Eine Kultur, die Geben und Nehmen als selbstverständlichen Bestandteil unseres Alltages fördert, fragt nicht danach wer sich den nächsten Bon vom Haken holen wird, oder ob es gerechtfertigt ist sich am Brett zu bedienen. Diese Kultur lässt die Gesellschaft zusammenrücken, da Freude schenken und Gutes tun als Wohl aller erlebt wird.

Hier entsteht auch Raum für Eigendynamik unter den Menschen. Eine andere ältere Dame bedankte sich beispielsweise mit einer auf dem Hakenbrett deponierten Konsumation bei ihren Sanitätern, erzählte mir Michael Spitzenberger im Gespräch – mit Entwicklungen dieser Art hatte der Verein gar nicht gerechnet. Social Design gestaltet Gesellschaft, aber die Gesellschaft gestaltet auch das Social Design weiter. Als schönsten Weg, den es nehmen kann.

 

Und überhaupt

‘Wer entscheidet denn schon über Bedürftigkeit? In uns schlummert ein Urwunsch andere zu unterstützen,’ ist sich Michael Spitzenberger sicher. Er meint wir haben nur verlernt, wie es ist zu geben ohne etwas dafür zu erwarten. Eine gewisse Opfer- und Retterrolle, die sich in unserer Gesellschaft entwickelt hat. Das hat eine Wertung impliziert – eine Teilung in stark und schwach.

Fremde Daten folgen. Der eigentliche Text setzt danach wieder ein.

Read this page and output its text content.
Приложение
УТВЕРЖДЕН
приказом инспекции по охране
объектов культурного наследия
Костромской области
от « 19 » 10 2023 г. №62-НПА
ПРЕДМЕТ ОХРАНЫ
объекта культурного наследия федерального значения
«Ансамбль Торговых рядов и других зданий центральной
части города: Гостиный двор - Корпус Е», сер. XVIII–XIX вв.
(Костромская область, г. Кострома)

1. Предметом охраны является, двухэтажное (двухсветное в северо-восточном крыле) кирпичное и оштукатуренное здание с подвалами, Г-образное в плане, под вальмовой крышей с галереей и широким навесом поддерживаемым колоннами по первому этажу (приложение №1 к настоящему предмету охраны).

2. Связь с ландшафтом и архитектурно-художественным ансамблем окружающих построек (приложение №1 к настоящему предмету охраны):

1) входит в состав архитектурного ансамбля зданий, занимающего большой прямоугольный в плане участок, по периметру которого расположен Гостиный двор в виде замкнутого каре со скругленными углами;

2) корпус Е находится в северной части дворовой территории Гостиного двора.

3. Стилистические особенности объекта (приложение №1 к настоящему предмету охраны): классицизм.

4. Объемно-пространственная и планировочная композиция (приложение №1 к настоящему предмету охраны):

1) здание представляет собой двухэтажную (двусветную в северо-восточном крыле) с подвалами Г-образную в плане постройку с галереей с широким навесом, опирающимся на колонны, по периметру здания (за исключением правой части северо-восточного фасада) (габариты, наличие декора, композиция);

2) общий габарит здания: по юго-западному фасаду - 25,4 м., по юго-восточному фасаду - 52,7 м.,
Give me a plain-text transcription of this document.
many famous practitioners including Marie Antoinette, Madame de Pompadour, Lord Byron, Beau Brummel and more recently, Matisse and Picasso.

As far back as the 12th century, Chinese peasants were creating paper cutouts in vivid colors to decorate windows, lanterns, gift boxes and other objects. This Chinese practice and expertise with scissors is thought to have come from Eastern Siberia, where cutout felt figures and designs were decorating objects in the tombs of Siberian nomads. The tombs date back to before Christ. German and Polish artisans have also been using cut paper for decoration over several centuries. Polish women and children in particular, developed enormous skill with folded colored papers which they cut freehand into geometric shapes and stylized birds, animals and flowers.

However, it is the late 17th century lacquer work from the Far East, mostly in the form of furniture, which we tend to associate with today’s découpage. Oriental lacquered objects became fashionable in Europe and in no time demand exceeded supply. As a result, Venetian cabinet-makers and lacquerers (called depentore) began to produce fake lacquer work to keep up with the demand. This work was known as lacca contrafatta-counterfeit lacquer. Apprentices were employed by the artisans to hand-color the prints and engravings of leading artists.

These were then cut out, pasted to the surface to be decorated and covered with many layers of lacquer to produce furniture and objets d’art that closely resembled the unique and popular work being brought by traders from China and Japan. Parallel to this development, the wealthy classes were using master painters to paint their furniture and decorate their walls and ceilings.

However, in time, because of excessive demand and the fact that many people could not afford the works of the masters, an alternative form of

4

Doch sind wir nicht alle manchmal oder in manchen Apekten unseres Lebens schwach? In unserem Gespräch kam sehr klar heraus, dass Bedürftigkeit nicht zwingend etwas mit monitären Mitteln zu tun hat. Jeder Mensch hat an seinen eigenen Bedürfnissen und Bedürftigkeiten zu wachsen – es gibt nicht von ungefähr genug bedürftige Millionäre 😉

So vieles obliegt unserer subjektiven Sichtweise. Wenn wir der finanziellen Bedürftigkeit mehr Integration und Akzeptanz in unserer Gesellschaft geben, ist es ein erster Schritt vermeintliche Schwächen in Form von Scheitern, Niederlagen, Rückschlägen, schlechten Phasen oder einfach nur miesen Tagen von ihrem Tabu zu befreien, und wir können offener mit uns und einander umgehen.

Michael Spitzenberger hat Brot am Haken nach München geholt, und feilt mit ganzem Herzen an einer großen Social Design Vision © Brot am Haken e.V.
Es geht darum Inseln der Menschlichkeit zu
erschaffen – die Menschen anzustupsen aus
ihren Rollen zu treten, um unsere Gesellschaft
neu zu gestalten, so Michael Spitzenberger.

Ich denke auch ein Tiefpunkt ist vielmehr ein Punkt zum Innehalten. Wer bin ich? Welches Leben lebe ich, welches Leben will ich wirklich leben? Um dann der Frage nachzugehen, welche die nächsten Schritte hin zu einem guten Stück Glück im eigenen Leben sind.

Von der Gedankenreise zurück zum Kern von ‘Brot am Haken’. Die Inititiative soll also in Zukunft noch mehr zum gemeinsam Lebensfreude erschaffen und Anstupsen anregen. ‘Brot am Haken’ wird zu ‘Hey’ weiterentwickelt, um die Verbreitung eines modernen gesellschaftlichen Lebensgefühl der Gemeinsamkeit zu unterstützen. Man könnte auch sagen es ist eine Art sanfte Revolution für eine lebenswertere Kultur in unserer Mitte. So soll sich auch das Konzept künftig viel flexibler in die Ladenlandschaft integrieren und für jedes Produkt verwendbar sein. Hey, schließlich hat fast jeder Mensch auch mal das Bedürfnis nach einem Haarschnitt oder etwas ähnlichem. ‘Hey’ wirkt weiter sinnstiftend, und verändert damit unsere Welt.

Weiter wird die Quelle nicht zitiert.